Defizite. Was die Wirtschaft derzeit vor dem Absturz bewahrt, sind die weltweiten Konjunkturprogramme. Doch diese können nicht auf ewig weitergeführt werden, denn die Ausgaben der Staaten müssen auch irgendwie finanziert werden. Das US-Anlageunternehmen Hayden Capital schätzt die Ausgaben, die allein dieses Jahr nötig sein werden, um Staaten zu finanzieren, global auf 5300 Milliarden Dollar. Dies entspricht neun Prozent des weltweiten Bruttoinlandprodukts. Mehr als die Hälfte davon benötigen die USA: Ihr Staatsdefizit für das Jahr 2009 beträgt fast zwei Billionen Franken oder 13 Prozent des US-BIP. Das wird früher oder später jemand bezahlen müssen – höchstwahrscheinlich die Steuerzahler.
Trotz allen schlechten Nachrichten zur Wirtschaftslage bleibt Warren Buffett optimistisch.
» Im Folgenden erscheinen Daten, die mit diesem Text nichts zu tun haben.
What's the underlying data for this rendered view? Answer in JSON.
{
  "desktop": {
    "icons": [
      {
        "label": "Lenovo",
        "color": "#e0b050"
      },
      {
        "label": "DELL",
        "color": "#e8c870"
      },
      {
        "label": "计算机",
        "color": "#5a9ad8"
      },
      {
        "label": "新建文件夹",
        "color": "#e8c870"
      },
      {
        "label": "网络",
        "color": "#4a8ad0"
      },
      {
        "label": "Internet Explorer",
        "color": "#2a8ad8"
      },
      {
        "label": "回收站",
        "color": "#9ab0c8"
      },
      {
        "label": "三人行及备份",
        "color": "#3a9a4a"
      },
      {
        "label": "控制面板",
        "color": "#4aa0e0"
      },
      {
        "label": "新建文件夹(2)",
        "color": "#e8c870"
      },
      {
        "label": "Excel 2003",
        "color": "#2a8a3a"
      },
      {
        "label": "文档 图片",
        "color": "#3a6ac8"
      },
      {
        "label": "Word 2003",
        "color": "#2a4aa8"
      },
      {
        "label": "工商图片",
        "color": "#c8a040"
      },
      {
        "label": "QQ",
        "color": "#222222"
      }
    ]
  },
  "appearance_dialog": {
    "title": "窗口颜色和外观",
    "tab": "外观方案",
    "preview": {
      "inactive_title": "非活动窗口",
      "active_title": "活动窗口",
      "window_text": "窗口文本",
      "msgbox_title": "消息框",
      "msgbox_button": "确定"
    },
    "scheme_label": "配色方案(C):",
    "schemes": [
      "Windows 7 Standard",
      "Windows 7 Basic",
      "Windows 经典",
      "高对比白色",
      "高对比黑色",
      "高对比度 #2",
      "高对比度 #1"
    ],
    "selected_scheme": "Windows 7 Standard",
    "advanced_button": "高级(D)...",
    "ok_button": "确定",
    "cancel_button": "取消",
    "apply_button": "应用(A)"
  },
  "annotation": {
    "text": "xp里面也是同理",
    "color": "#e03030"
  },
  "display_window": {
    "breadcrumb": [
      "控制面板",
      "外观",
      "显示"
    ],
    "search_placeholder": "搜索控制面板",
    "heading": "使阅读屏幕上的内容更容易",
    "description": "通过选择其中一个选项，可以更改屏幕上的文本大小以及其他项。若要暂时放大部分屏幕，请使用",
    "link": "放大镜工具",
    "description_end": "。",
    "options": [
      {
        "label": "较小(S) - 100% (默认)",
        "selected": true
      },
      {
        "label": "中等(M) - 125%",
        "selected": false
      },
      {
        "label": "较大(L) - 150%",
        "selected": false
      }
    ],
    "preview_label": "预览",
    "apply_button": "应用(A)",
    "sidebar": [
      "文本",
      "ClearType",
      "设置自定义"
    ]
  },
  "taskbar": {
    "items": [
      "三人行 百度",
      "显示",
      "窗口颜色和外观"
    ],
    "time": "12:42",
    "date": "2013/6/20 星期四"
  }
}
Nach dem Zweiten Weltkrieg seien die USA noch viel schlechter dagestanden, ein Defizit von 120 Prozent des Bruttosozialproduktes habe das Land damals eingefahren, so Buffett. Die USA hätten auch das geschafft, überhaupt hätten sie es immer geschafft. «Wir werden da wieder herauskommen, und es wird besser sein als jemals zuvor.» Der Langfristinvestor hat gesprochen. Amen.